YEARS AGO
Today is Thursday, July 21, the 203rd day of 2016. There are 163 days left in the year.
ASSOCIATED PRESS
On this date in:
1773: Pope Clement XIV issues an order suppressing the Society of Jesus, or Jesuits. (The Society was restored by Pope Pius VII in 1814.)
1816: Paul Reuter, founder of the British news agency bearing his name, is born in Kassel, Hesse, Germany.
1861: During the Civil War, the first Battle of Bull Run is fought at Manassas, Va., resulting in a Confederate victory.
1925: The so-called “Monkey Trial” ends in Dayton, Tenn., with John T. Scopes found guilty of violating state law for teaching Darwin’s Theory of Evolution. (The conviction later was overturned on a technicality.)
1930: President Herbert Hoover signs an executive order establishing the Veterans Administration (later the U.S. Department of Veterans Affairs).
1949: The U.S. Senate ratifies the North Atlantic Treaty.
1972: The Irish Republican Army carries out 22 bombings in Belfast, Northern Ireland, killing nine people and injuring 130 in what would become known as “Bloody Friday.”
2006: The 30-year-old space shuttle program ends as Atlantis lands at Cape Canaveral, Fla., after the 135th shuttle flight.
VINDICATOR FILES
1991: Two 14-foot-high fences with razor wire attached are installed around the Trumbull Correctional Institution, the $37 million state penitentiary being built on Warren’s West Side. Completion is scheduled in the spring of 1992.
Anita Means of Warren, who won the Girls National Marbles Tournament as Anita Danyluk in 1961, still teaches youngsters the art of the game.
1976: John A. Coakley, vice president of Commercial Shearing Inc., will head the Youngstown United Appeal’s campaign for $2.1 million in its fall campaign.
Some 2,600 striking Westinghouse Electric Corp. workers in Sharon are back on the job, ending a strike and picketing at the plant.
The Mahoning-Shenango Kennel Club stages a mini-dog show on Federal Plaza in downtown Youngstown as a preview of its big event at the Canfield Fairgrounds.
1966: Mrs. Thelma Pletcher of Lake Milton learns that her husband, Capt. James Pletcher, of the Ohio National Guard had been slightly wounded during racial disturbances in Cleveland.
George Steel is promoted to assistant sales director for the A&P Central division at Pittsburgh.
Hundreds line Boardman and Grant streets in New Springfield for an antique car parade that opened the Volunteer Fire Department’s 20th annual homecoming celebration.
First Ward Councilman John Franken says abuse of sick leave by Youngstown garbage collectors is the main reason why collections, which used to be done every 10 to 12 days, have stretched to 17 days.
1941: Appealing to rural housewives, Canfield Mayor George Wilson declares that America needs aluminum more rapidly than existing facilities can produce it. Collectors will call on every home in the county.

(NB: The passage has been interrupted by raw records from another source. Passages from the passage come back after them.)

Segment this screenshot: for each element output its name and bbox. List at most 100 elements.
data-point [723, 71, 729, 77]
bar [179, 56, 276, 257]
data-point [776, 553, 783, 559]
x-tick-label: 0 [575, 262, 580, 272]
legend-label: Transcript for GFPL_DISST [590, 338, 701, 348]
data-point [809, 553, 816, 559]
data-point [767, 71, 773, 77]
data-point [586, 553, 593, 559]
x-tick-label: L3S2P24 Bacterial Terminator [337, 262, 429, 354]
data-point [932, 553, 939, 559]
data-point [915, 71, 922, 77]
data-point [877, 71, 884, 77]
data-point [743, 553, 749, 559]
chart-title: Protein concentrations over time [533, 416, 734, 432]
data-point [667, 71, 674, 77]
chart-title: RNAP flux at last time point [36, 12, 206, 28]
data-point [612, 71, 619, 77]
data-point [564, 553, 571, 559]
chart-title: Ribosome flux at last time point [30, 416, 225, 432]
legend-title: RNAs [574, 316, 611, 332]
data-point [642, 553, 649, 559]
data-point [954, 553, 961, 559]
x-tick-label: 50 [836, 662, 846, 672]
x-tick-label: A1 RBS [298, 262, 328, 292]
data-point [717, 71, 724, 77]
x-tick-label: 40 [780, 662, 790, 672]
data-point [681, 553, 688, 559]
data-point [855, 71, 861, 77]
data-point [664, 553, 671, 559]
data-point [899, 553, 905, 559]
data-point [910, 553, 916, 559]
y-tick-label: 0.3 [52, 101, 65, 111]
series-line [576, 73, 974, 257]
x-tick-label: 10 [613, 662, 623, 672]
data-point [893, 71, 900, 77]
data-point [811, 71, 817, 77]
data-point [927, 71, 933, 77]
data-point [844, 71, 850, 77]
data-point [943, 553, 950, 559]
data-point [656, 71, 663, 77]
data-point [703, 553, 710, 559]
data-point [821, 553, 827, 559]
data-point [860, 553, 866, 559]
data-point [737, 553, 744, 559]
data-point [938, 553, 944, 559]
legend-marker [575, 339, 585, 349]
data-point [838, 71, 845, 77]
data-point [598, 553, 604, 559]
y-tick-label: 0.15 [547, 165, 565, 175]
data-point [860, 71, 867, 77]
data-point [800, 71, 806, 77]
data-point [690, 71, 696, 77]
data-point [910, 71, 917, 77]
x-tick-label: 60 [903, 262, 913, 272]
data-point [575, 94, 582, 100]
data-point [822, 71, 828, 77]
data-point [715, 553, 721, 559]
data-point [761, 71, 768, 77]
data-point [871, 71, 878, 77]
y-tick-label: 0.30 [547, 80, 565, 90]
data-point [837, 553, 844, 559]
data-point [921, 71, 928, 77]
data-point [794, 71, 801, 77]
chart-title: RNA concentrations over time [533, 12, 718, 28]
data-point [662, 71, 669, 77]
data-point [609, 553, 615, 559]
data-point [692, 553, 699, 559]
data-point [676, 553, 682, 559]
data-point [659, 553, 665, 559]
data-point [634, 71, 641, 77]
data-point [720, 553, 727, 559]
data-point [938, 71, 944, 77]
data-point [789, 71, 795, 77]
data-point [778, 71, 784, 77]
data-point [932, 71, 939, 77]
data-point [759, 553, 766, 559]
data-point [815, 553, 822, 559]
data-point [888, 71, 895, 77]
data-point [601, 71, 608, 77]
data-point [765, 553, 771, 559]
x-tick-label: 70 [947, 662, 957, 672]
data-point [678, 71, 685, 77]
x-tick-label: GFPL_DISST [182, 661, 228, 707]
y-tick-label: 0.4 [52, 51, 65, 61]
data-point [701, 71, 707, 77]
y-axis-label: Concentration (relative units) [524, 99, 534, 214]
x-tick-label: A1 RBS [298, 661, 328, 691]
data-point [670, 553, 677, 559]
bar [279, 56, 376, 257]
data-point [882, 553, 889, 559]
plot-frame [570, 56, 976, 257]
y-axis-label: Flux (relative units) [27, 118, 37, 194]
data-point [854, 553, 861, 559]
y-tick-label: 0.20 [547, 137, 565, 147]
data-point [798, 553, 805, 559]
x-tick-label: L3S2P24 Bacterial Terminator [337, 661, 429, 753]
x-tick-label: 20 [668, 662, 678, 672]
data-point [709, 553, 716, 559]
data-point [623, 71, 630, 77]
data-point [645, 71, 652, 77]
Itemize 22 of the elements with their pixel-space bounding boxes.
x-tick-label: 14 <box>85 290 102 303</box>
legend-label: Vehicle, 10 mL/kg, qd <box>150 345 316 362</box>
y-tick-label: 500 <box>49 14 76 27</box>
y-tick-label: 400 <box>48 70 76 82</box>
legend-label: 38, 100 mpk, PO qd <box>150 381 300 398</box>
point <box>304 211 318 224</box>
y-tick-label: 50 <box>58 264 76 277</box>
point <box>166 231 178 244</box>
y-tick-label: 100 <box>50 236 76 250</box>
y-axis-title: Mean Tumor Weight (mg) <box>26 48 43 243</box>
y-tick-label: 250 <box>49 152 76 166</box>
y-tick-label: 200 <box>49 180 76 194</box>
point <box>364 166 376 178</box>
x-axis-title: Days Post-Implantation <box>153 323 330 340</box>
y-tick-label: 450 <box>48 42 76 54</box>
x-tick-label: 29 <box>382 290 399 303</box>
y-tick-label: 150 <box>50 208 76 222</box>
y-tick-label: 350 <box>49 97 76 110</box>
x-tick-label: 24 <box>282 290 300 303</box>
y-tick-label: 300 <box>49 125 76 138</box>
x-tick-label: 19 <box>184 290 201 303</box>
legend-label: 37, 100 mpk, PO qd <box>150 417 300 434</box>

A three-dimensional Polaroid motion picture will be the feature of the Plymouth Motor Fair at South High School. The fair, in two big carnival tents, is sponsored by three local Plymouth dealers.
Sheba, “Queen of the Lions,” gets loose from her cage while the Mighty Sheesley’s Midway caravan is unloading at Mahoning Avenue and Meridian Road. The lion is cornered among the trucks and put back in chains after three hours.